Frankly, I don’t think the wrath of God is all that surprising. We can try to convince ourselves that it’s not fair, that God shouldn’t do this or that, that He shouldn’t punish sinners, or that we don’t really deserve that. But the only ones we’re fooling are ourselves. Wrath isn’t surprising. That God’s wrath is being revealed against wickedness and sin and the disobedient isn’t surprising. What is surprising is that Jesus has appeared to save precisely those against whom the wrath of God is being revealed. God’s enemies, the sinners, the ungodly—those are the ones for whom Christ enters flesh to die. After all, whose sin does the Lamb of God take away, if it’s not from those sinners whom John warns to flee from the wrath to come?
And what’s more, we discover that we had it backwards all along. The wrath of God is not something that we are waiting for, something in the future, something that we are trying to avoid by doing the right things instead of the wrong things.
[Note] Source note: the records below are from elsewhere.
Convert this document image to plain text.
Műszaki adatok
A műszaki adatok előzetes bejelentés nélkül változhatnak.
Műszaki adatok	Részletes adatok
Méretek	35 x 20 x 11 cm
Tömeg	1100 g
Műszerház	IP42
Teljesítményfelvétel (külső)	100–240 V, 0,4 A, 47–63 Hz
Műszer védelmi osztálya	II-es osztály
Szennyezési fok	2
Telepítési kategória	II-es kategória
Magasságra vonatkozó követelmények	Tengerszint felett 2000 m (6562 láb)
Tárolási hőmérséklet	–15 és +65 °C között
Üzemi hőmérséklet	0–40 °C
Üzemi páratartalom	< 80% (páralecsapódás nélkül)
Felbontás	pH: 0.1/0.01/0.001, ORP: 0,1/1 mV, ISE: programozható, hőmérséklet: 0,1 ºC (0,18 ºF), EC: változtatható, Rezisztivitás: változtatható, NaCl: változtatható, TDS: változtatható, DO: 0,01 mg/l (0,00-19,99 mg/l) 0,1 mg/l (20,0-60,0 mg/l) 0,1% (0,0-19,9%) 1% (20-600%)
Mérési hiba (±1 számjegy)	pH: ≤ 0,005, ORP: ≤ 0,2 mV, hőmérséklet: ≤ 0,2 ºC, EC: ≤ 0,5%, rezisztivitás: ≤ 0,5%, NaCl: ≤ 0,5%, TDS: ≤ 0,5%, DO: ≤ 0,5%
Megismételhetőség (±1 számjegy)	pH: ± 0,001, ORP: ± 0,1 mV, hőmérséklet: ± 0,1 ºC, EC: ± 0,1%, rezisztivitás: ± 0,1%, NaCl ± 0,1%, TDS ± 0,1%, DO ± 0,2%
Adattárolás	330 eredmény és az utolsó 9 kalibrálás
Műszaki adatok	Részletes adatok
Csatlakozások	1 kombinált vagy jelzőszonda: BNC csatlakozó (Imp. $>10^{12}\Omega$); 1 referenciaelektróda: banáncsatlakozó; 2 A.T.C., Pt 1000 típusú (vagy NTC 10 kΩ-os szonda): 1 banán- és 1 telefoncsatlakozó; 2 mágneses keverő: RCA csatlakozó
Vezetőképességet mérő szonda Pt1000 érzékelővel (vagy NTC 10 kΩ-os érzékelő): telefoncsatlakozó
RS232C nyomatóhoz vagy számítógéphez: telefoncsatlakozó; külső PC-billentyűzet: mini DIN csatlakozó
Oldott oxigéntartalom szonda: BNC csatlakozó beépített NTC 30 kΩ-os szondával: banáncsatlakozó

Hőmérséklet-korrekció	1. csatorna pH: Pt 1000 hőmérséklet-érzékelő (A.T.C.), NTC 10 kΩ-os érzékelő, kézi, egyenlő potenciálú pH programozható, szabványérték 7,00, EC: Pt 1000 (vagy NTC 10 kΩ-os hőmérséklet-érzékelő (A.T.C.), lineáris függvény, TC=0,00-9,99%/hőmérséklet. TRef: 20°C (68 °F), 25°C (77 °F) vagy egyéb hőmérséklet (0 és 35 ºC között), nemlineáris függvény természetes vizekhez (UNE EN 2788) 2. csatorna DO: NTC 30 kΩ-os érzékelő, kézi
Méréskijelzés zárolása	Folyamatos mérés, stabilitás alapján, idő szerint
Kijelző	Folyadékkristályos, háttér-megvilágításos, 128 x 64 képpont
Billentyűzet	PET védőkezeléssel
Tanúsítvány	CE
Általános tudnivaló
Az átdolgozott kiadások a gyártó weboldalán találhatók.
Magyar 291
John the Evangelist—not John the Baptist—shows us that the wrath is something past and present, rather than future. It is precisely the wrath of God that rests on sinners because of their sin—all the wreckage we leave in our wake, all the brokenness and death and guilt and violence and lovelessness—all that is evidence not only of our sin, but of the wrath of God that lets us go our own chosen ways. And it is exactly that that Christ has come to take away. So John the Evangelist records Jesus’ own words: “Whoever believes in the Son has eternal life; whoever does not obey the Son shall not see life, but the wrath of God remains on him” (John 3:36).
The wrath of God remains, meaning it was there the whole time. And that wrath means death. But the Son, who is the Life, gives Himself to those who are under that wrath. He places Himself between the wrath and us, and it falls on Him. So He dies. He suffers. He takes the wrath of God—all of it—on Himself and is forsaken in death. All the more, then, is His life in the resurrection. What death does, His life does even more. What His sinless life in the flesh accomplishes, even more does His resurrection flesh accomplish.
And as long as the Day of the Lord waits, we know this: The Lord is not slow to fulfill his promise as some count slowness, but is patient toward you, not wishing that any should perish, but that all should reach repentance (2 Peter 3:8-9). For God has not destined us for wrath, but to obtain salvation through our Lord Jesus Christ, who died for us so that whether we are awake or asleep we might live with Him (1 Thessalonians 5:9). Even now, while we wait for the revealing of that salvation, the Lord is gathering His own. He calls all to repentance so that they, too, might escape from the wrath. And that way of escape is Him who is the Way. To flee from wrath is to flee to Him who is our rock, our shelter, our fortress, our help. Whoever believes the Son has eternal life, and wrath no longer remains on him.
And this is what Christmas has to do with wrath: that the Lord was born for those falling under the heavy weight of the wrath of God that lay on us. He felt its weight from the moment He was conceived to the moment of His death; from the moment He took His first breath until He took His last; from His first, infant cry to the last cry on the cross. And thus we find ourselves under His wings, under His roof, under the cover of His intercession before the Father. And in Him there is no more wrath, no more condemnation, no more punishment, until there is no more sin and no more sinners. In Him, now and forever, there is only life, and life eternal.
In the Name of the Father and of the Son and of the Holy Spirit. Amen. “And the peace of God, which surpasses all understanding, will guard your hearts and your minds in Christ Jesus” (Philippians 4:7, ESV). Amen.